A Maravilhosa Viagem de Nils Holgersson através da Suécia
Há que admirar um livro cujo título diz tudo. A Maravilhosa Viagem de Nils Holgersson através da Suécia
é realmente uma viagem, e é realmente maravilhosa. Mais que um conjunto
de fábulas, menos que um punhado de mitos, esta é a grande geografia
sentimental da Suécia, um compêndio de beleza a descobrir na companhia
de um bando de patos-bravos (dos verdadeiros) ou às costas de um ganso
que não se resignou a ser mais um animal domesticado.
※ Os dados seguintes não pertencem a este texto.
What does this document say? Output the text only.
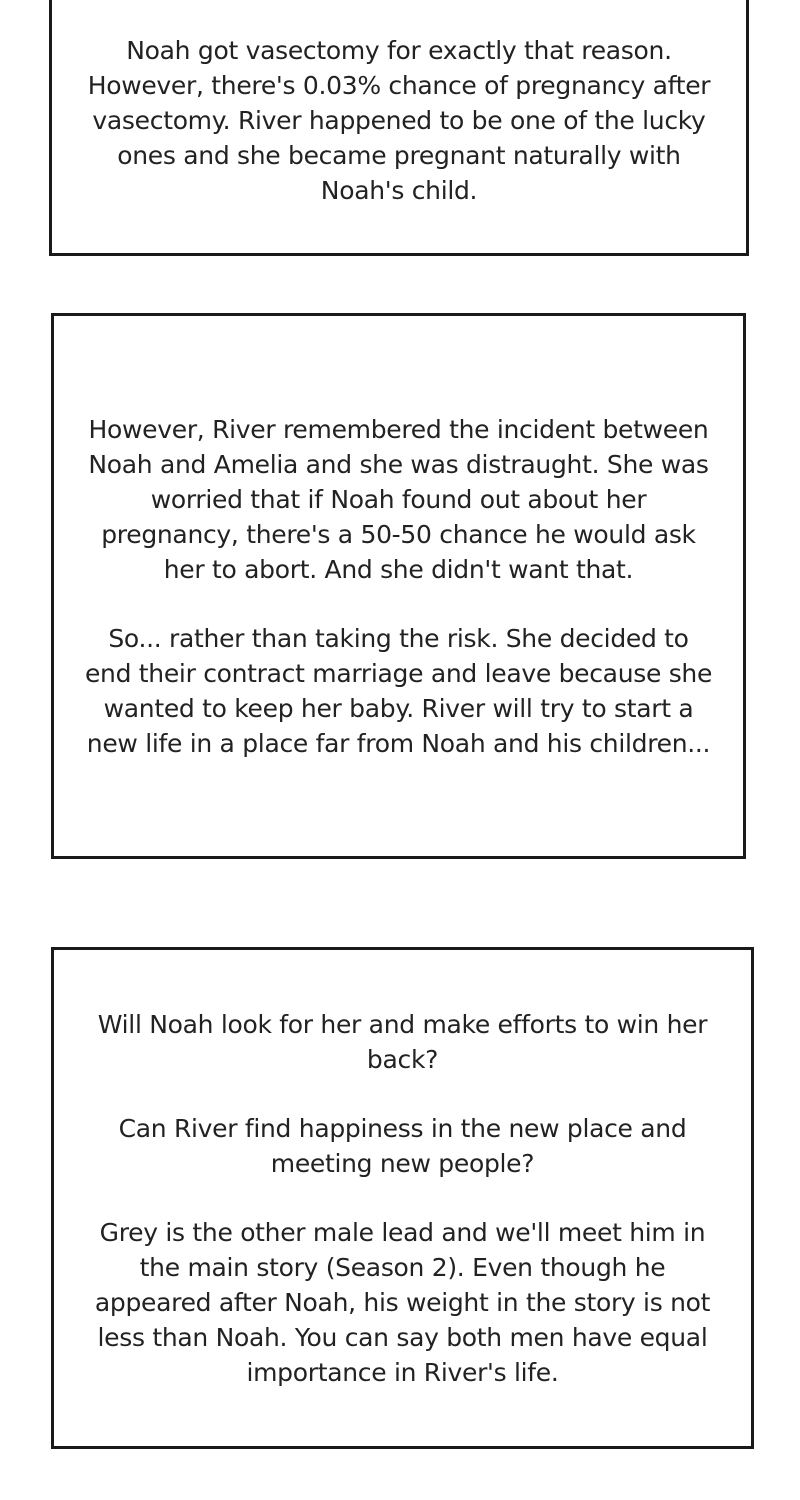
Noah got vasectomy for exactly that reason. However, there's 0.03% chance of pregnancy after vasectomy. River happened to be one of the lucky ones and she became pregnant naturally with Noah's child.

However, River remembered the incident between Noah and Amelia and she was distraught. She was worried that if Noah found out about her pregnancy, there's a 50-50 chance he would ask her to abort. And she didn't want that.

So... rather than taking the risk. She decided to end their contract marriage and leave because she wanted to keep her baby. River will try to start a new life in a place far from Noah and his children...

Will Noah look for her and make efforts to win her back?

Can River find happiness in the new place and meeting new people?

Grey is the other male lead and we'll meet him in the main story (Season 2). Even though he appeared after Noah, his weight in the story is not less than Noah. You can say both men have equal importance in River's life.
Numa demonstração de um raro sentido de
oportunidade e mesura que nunca chega a desertar o texto, Selma Lagerlöf
não se delonga em apresentar Nils, rapazinho mau como as cobras que faz
a sua aparição no início da narrativa. Ao contrário do que seria de
esperar num romance destinado a acompanhar as viagens de um rapaz sueco,
não se amontoam longos parágrafos descritivos ou epopeias de crueldade
juvenil – seja no início, no corpo, ou no final da obra. Ao invés, a
autora prefere deixar os animais da granja oferecerem os seus próprios
testemunhos de carácter – cujas convincentes interjeições intersticiais
muito pouco lisonjeiras não tardam a fazer sentido aos ouvidos de um
Nils entretanto transmogrificado num minúsculo gnomo. Mas, superado o
choque inicial, o rapaz compreende que há fados mais funestos e abraça a
sua nova condição com optimismo e energia. Entre as asas do rebelde
ganso, encabeça a rota da grande migração até esse paraíso de Primavera
que é a Lapónia.
Medindo as suas palavras com parcimónia, a
veneranda autora desfaz assim – sem hipótese de riposta – o
preconceito de que poderíamos estar perante uma figura com um defeito
unidimensional exemplarmente definido, um sujeito vil, portador de uma
daquelas falhas tão impecavelmente delineadas que se diria existirem
somente na expectativa de serem corrigidas ou redimidas pelas lições
resultantes de uma fábula com a mesma limpeza e exactidão clínica com
que uma peça de puzzle encaixa noutra. Este livro não é contudo um mero
conjunto de fábulas, e se nunca mergulhamos de pleno na psique de Nils, a
verdade é que o rapazinho se assemelha mais a um herói de Bildungsroman
do que a um aventureiro ocasional do rocambolesco virtuoso. A viagem de
crescimento em que embarca é certamente também ela espiritual, e a
natureza a sua grande impulsionadora reformista.
Mas a grande protagonista é
indubitavelmente a Suécia. Assombrosa, é ela o palco, ela o espaço
aberto, o espírito telúrico que pulsa sob um firmamento selvagem. Ela é o
agon em si, o ponto fulcral em redor do qual se congrega a
vida e as suas causas. Nada menos que a Suécia para regenerar Nils ou
conduzir Akka de Kebnekaise até à Lapónia, frustrar a raposa Esmirra ou
envolver os pateiros Martin e Asa no círculo da vida e da morte. A força
desta narrativa é tal que só apetece bradar, a uma aurora boreal ou por
cima de um lago adormecido, que belo é o mundo (ou o país) que tais
criaturas contém.
Veja-se ou não neste livro um exemplo
distinto de literatura para crianças (e a grande questão que se suscita é
a de saber se os livros infantis que hoje se produzem ainda serão lidos
daqui a cem anos, como este), há que considerar o realismo mágico de
Largelöf profundamente acessível e, no entanto, sugestivo de ideias
colossais que lhe subjazem em mitologia e imaginário. Uma saga? De
qualquer modo, uma magnífica súmula nórdica de sensibilidades.